Decisão recorrida – Tribunal Administrativo e Fiscal de Penafiel
. de 29 de Novembro de 2013
Recurso Jurisdicional
Julgou a oposição deduzida por A……….., improcedente e, consequentemente manteve a execução em relação ao mesmo, com as legais consequências Acordam nesta Secção do Contencioso Tributário do Supremo Tribunal Administrativo:
A………….., oponente no proc. nº 1052/13.9BEPRT, interpôs o presente recurso da decisão judicial supra mencionada, tendo, para esse efeito formulado, a final da sua alegação, as seguintes conclusões:
- I.A sentença proferida nos presentes autos, que determina o prosseguimento da presente execução fiscal, não se pode manter.

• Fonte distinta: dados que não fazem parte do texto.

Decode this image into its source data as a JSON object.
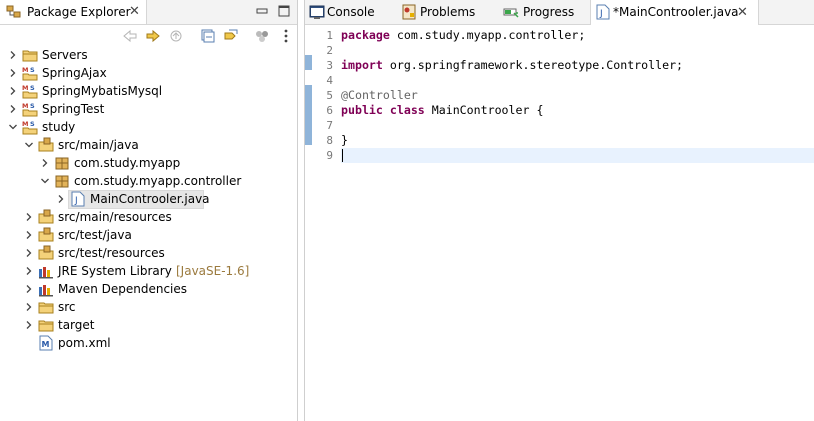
{
  "explorer": {
    "title": "Package Explorer",
    "tree": [
      {
        "label": "Servers",
        "icon": "folder-icon",
        "expanded": false,
        "indent": 0
      },
      {
        "label": "SpringAjax",
        "icon": "maven-project-icon",
        "expanded": false,
        "indent": 0
      },
      {
        "label": "SpringMybatisMysql",
        "icon": "maven-project-icon",
        "expanded": false,
        "indent": 0
      },
      {
        "label": "SpringTest",
        "icon": "maven-project-icon",
        "expanded": false,
        "indent": 0
      },
      {
        "label": "study",
        "icon": "maven-project-icon",
        "expanded": true,
        "indent": 0
      },
      {
        "label": "src/main/java",
        "icon": "source-folder-icon",
        "expanded": true,
        "indent": 1
      },
      {
        "label": "com.study.myapp",
        "icon": "package-icon",
        "expanded": false,
        "indent": 2
      },
      {
        "label": "com.study.myapp.controller",
        "icon": "package-icon",
        "expanded": true,
        "indent": 2
      },
      {
        "label": "MainControoler.java",
        "icon": "java-file-icon",
        "expanded": false,
        "indent": 3,
        "selected": true
      },
      {
        "label": "src/main/resources",
        "icon": "source-folder-icon",
        "expanded": false,
        "indent": 1
      },
      {
        "label": "src/test/java",
        "icon": "source-folder-icon",
        "expanded": false,
        "indent": 1
      },
      {
        "label": "src/test/resources",
        "icon": "source-folder-icon",
        "expanded": false,
        "indent": 1
      },
      {
        "label": "JRE System Library",
        "decoration": "[JavaSE-1.6]",
        "icon": "library-icon",
        "expanded": false,
        "indent": 1
      },
      {
        "label": "Maven Dependencies",
        "icon": "library-icon",
        "expanded": false,
        "indent": 1
      },
      {
        "label": "src",
        "icon": "folder-icon",
        "expanded": false,
        "indent": 1
      },
      {
        "label": "target",
        "icon": "folder-icon",
        "expanded": false,
        "indent": 1
      },
      {
        "label": "pom.xml",
        "icon": "maven-file-icon",
        "expanded": null,
        "indent": 1
      }
    ]
  },
  "editor_tabs": [
    {
      "label": "Console",
      "icon": "console-icon"
    },
    {
      "label": "Problems",
      "icon": "problems-icon"
    },
    {
      "label": "Progress",
      "icon": "progress-icon"
    },
    {
      "label": "*MainControoler.java",
      "icon": "java-file-icon",
      "active": true
    }
  ],
  "code": {
    "line_numbers": [
      "1",
      "2",
      "3",
      "4",
      "5",
      "6",
      "7",
      "8",
      "9"
    ],
    "lines": [
      [
        {
          "t": "package",
          "c": "kw"
        },
        {
          "t": " com.study.myapp.controller;",
          "c": ""
        }
      ],
      [],
      [
        {
          "t": "import",
          "c": "kw"
        },
        {
          "t": " org.springframework.stereotype.Controller;",
          "c": ""
        }
      ],
      [],
      [
        {
          "t": "@Controller",
          "c": "ann"
        }
      ],
      [
        {
          "t": "public",
          "c": "kw"
        },
        {
          "t": " ",
          "c": ""
        },
        {
          "t": "class",
          "c": "kw"
        },
        {
          "t": " MainControoler {",
          "c": ""
        }
      ],
      [],
      [
        {
          "t": "}",
          "c": ""
        }
      ],
      []
    ]
  },
  "colors": {
    "keyword": "#7f0055",
    "annotation": "#646464",
    "current_line": "#e8f2fe",
    "change_bar": "#8fb4d9"
  }
}
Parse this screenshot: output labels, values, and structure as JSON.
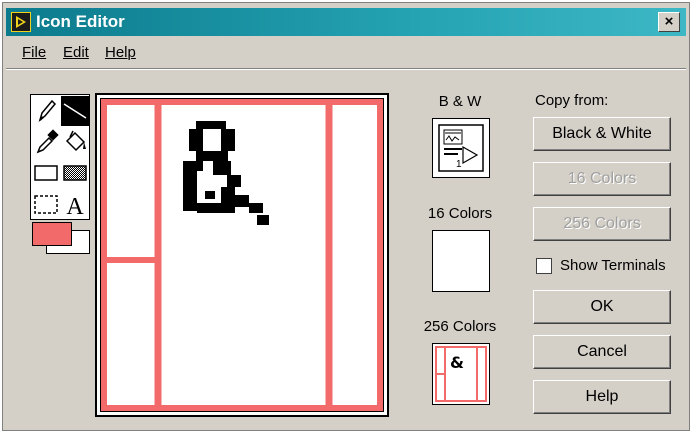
{
  "window": {
    "title": "Icon Editor",
    "close_glyph": "×"
  },
  "menu": [
    {
      "label": "File"
    },
    {
      "label": "Edit"
    },
    {
      "label": "Help"
    }
  ],
  "tools": [
    "pencil-icon",
    "line-icon",
    "dropper-icon",
    "fill-bucket-icon",
    "rectangle-icon",
    "filled-rectangle-icon",
    "select-icon",
    "text-icon"
  ],
  "colors": {
    "foreground": "#f36a6a",
    "background": "#ffffff",
    "accent": "#f36a6a"
  },
  "canvas": {
    "glyph": "&"
  },
  "previews": {
    "bw_label": "B & W",
    "c16_label": "16 Colors",
    "c256_label": "256 Colors",
    "bw_number": "1",
    "c256_glyph": "&"
  },
  "copy": {
    "label": "Copy from:",
    "black_white": "Black & White",
    "c16": "16 Colors",
    "c256": "256 Colors"
  },
  "show_terminals": {
    "label": "Show Terminals",
    "checked": false
  },
  "buttons": {
    "ok": "OK",
    "cancel": "Cancel",
    "help": "Help"
  }
}
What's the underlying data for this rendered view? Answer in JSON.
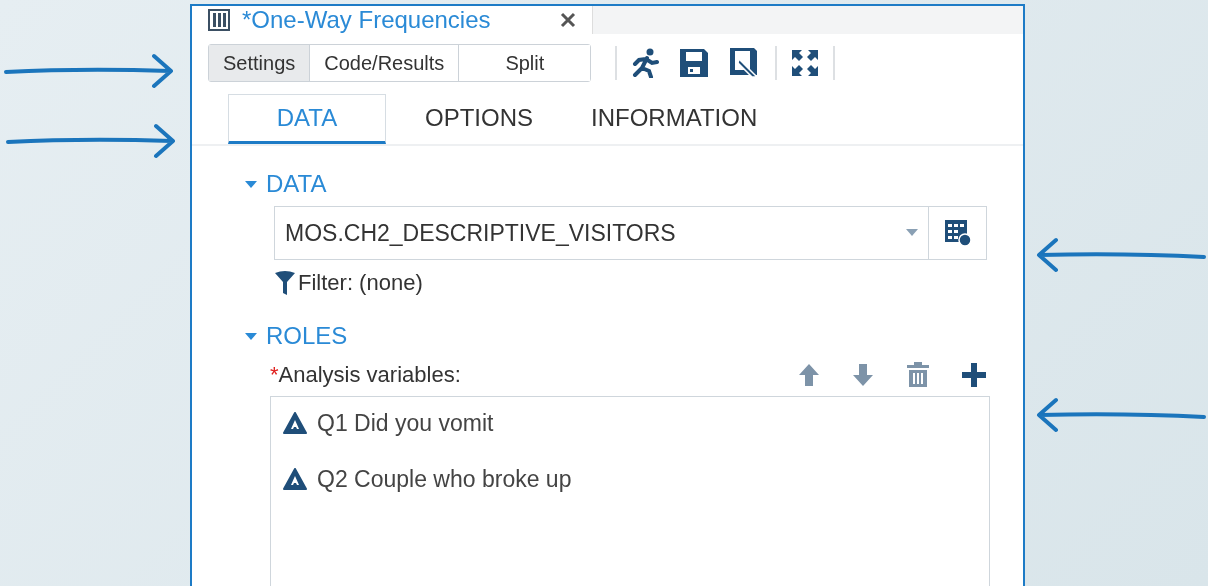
{
  "document_tab": {
    "title": "*One-Way Frequencies"
  },
  "view_buttons": [
    {
      "label": "Settings",
      "selected": true
    },
    {
      "label": "Code/Results",
      "selected": false
    },
    {
      "label": "Split",
      "selected": false
    }
  ],
  "tabs": [
    {
      "label": "DATA",
      "selected": true
    },
    {
      "label": "OPTIONS",
      "selected": false
    },
    {
      "label": "INFORMATION",
      "selected": false
    }
  ],
  "sections": [
    {
      "kind": "data",
      "title": "DATA",
      "expanded": true,
      "dataset": "MOS.CH2_DESCRIPTIVE_VISITORS",
      "filter": "Filter: (none)"
    },
    {
      "kind": "roles",
      "title": "ROLES",
      "expanded": true,
      "required_mark": "*",
      "label": "Analysis variables:",
      "variables": [
        "Q1 Did you vomit",
        "Q2 Couple who broke up"
      ]
    }
  ]
}
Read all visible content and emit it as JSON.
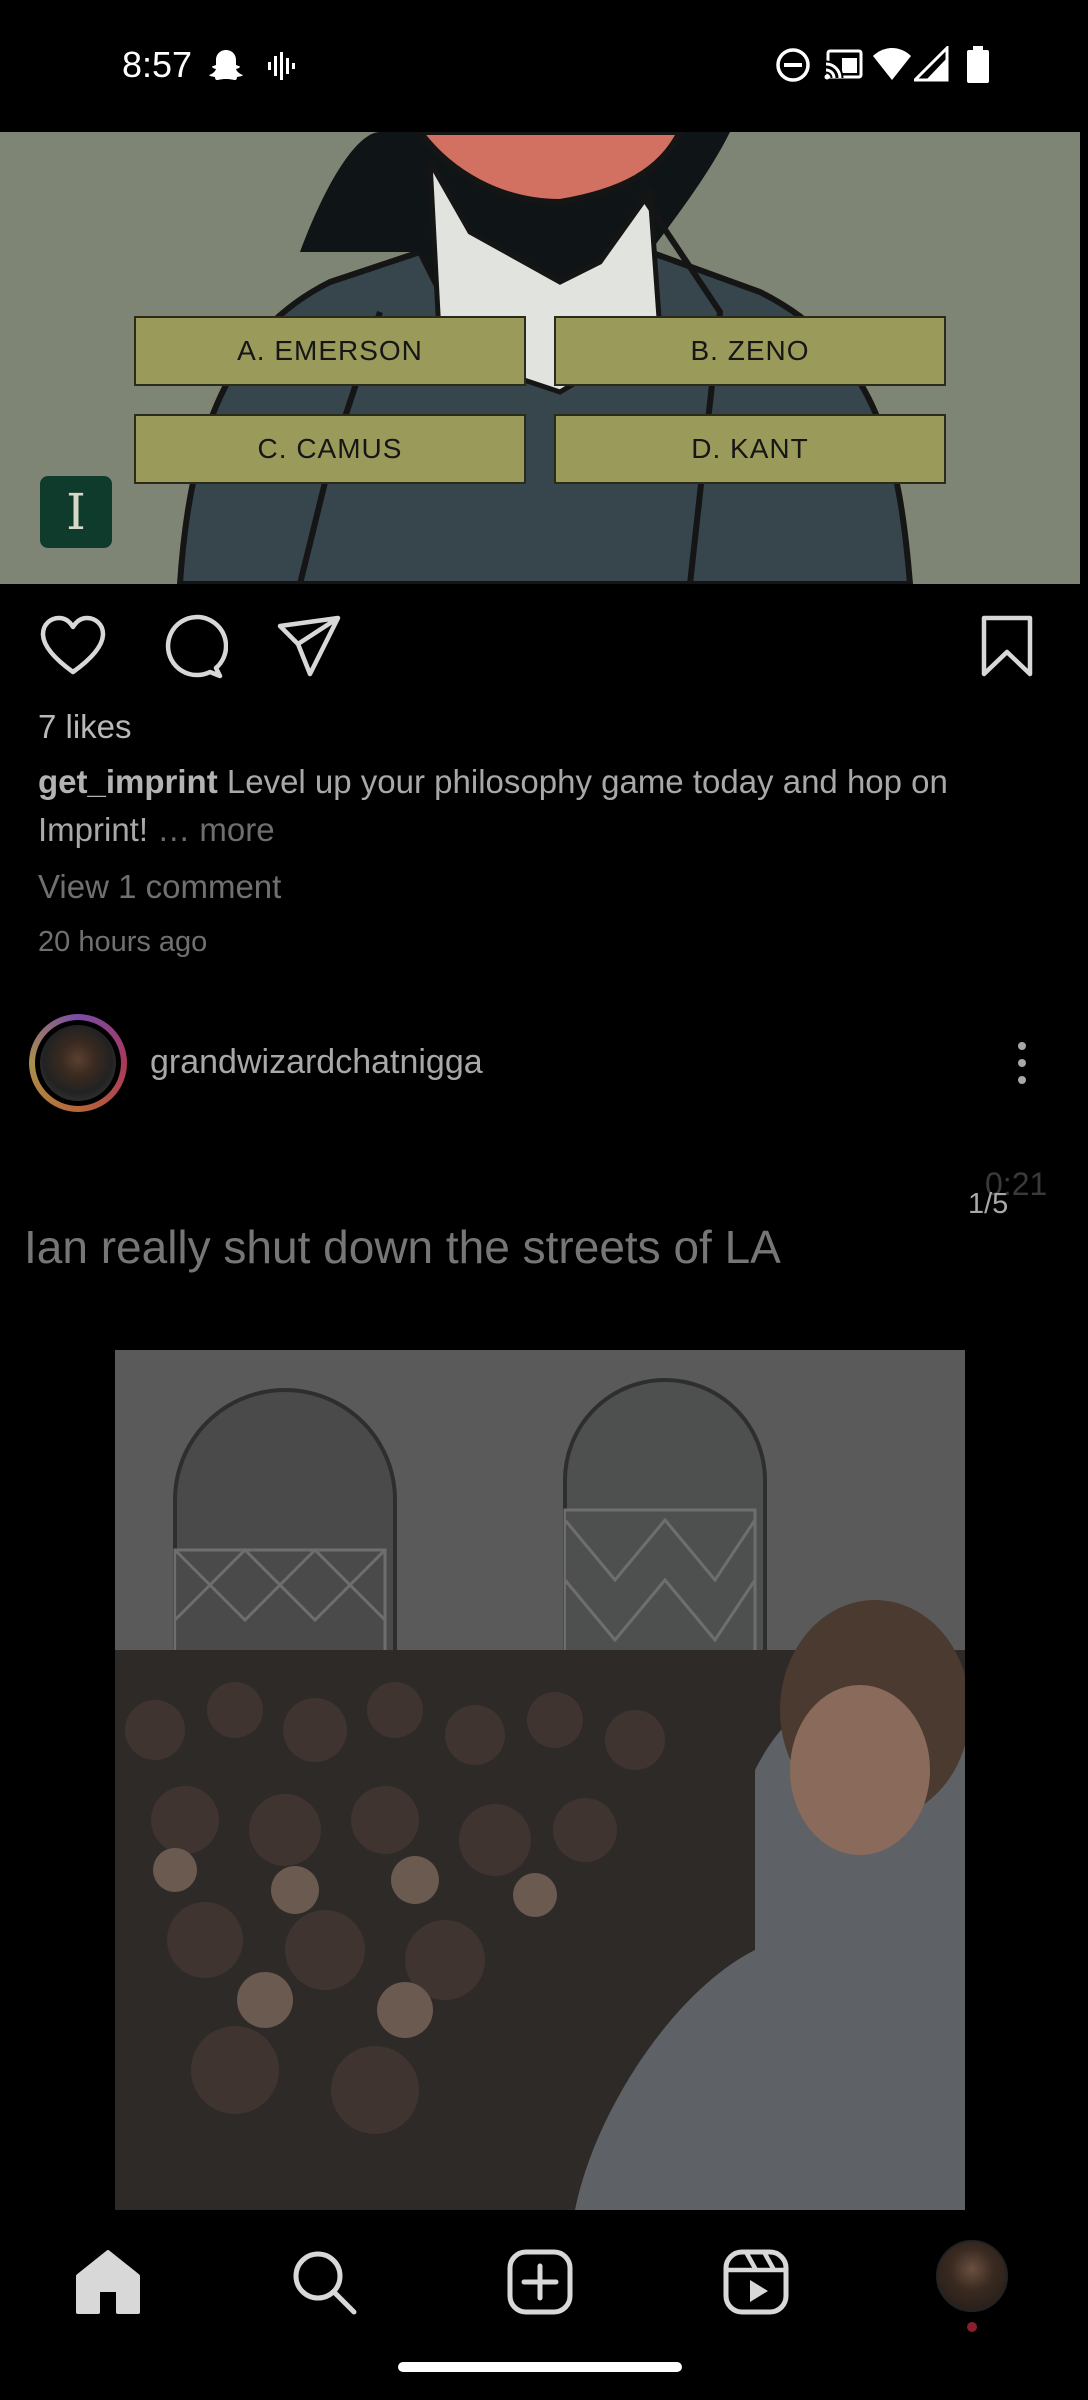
{
  "status_bar": {
    "time": "8:57"
  },
  "ad_post": {
    "answers": [
      "A. EMERSON",
      "B. ZENO",
      "C. CAMUS",
      "D. KANT"
    ],
    "logo_letter": "I",
    "likes": "7 likes",
    "username": "get_imprint",
    "caption": "Level up your philosophy game today and hop on Imprint!",
    "more_label": "… more",
    "view_comments": "View 1 comment",
    "timestamp": "20 hours ago"
  },
  "reel_post": {
    "username": "grandwizardchatnigga",
    "video_timer": "0:21",
    "carousel_count": "1/5",
    "overlay_caption": "Ian really shut down the streets of LA"
  },
  "icons": {
    "status": [
      "snapchat-icon",
      "voice-icon",
      "dnd-icon",
      "cast-icon",
      "wifi-icon",
      "signal-icon",
      "battery-icon"
    ],
    "actions": [
      "heart-icon",
      "comment-icon",
      "share-icon",
      "bookmark-icon"
    ],
    "nav": [
      "home-icon",
      "search-icon",
      "create-icon",
      "reels-icon",
      "profile-avatar"
    ]
  },
  "colors": {
    "background": "#000000",
    "quiz_button": "#9a9b5a",
    "logo_bg": "#0f3b2c"
  }
}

DA NULIDADE DA SENTENÇA PROFERIDA
II. A presente sentença padece de nulidade, uma vez que o Tribunal “a quo” não apreciou uma das questões suscitadas em sede de oposição pelo Recorrente, designadamente o facto de a devedora principal ter, no seu processo de insolvência (já devidamente identificado nos autos), apresentado plano de insolvência tendente à sua recuperação.
III. A recuperação da devedora principal passou pela apresentação, junto do seu processo de insolvência de um plano de insolvência onde se prevê o pagamento integral da divida à Fazenda Nacional, mediante o cumprimento do aludido plano de insolvência.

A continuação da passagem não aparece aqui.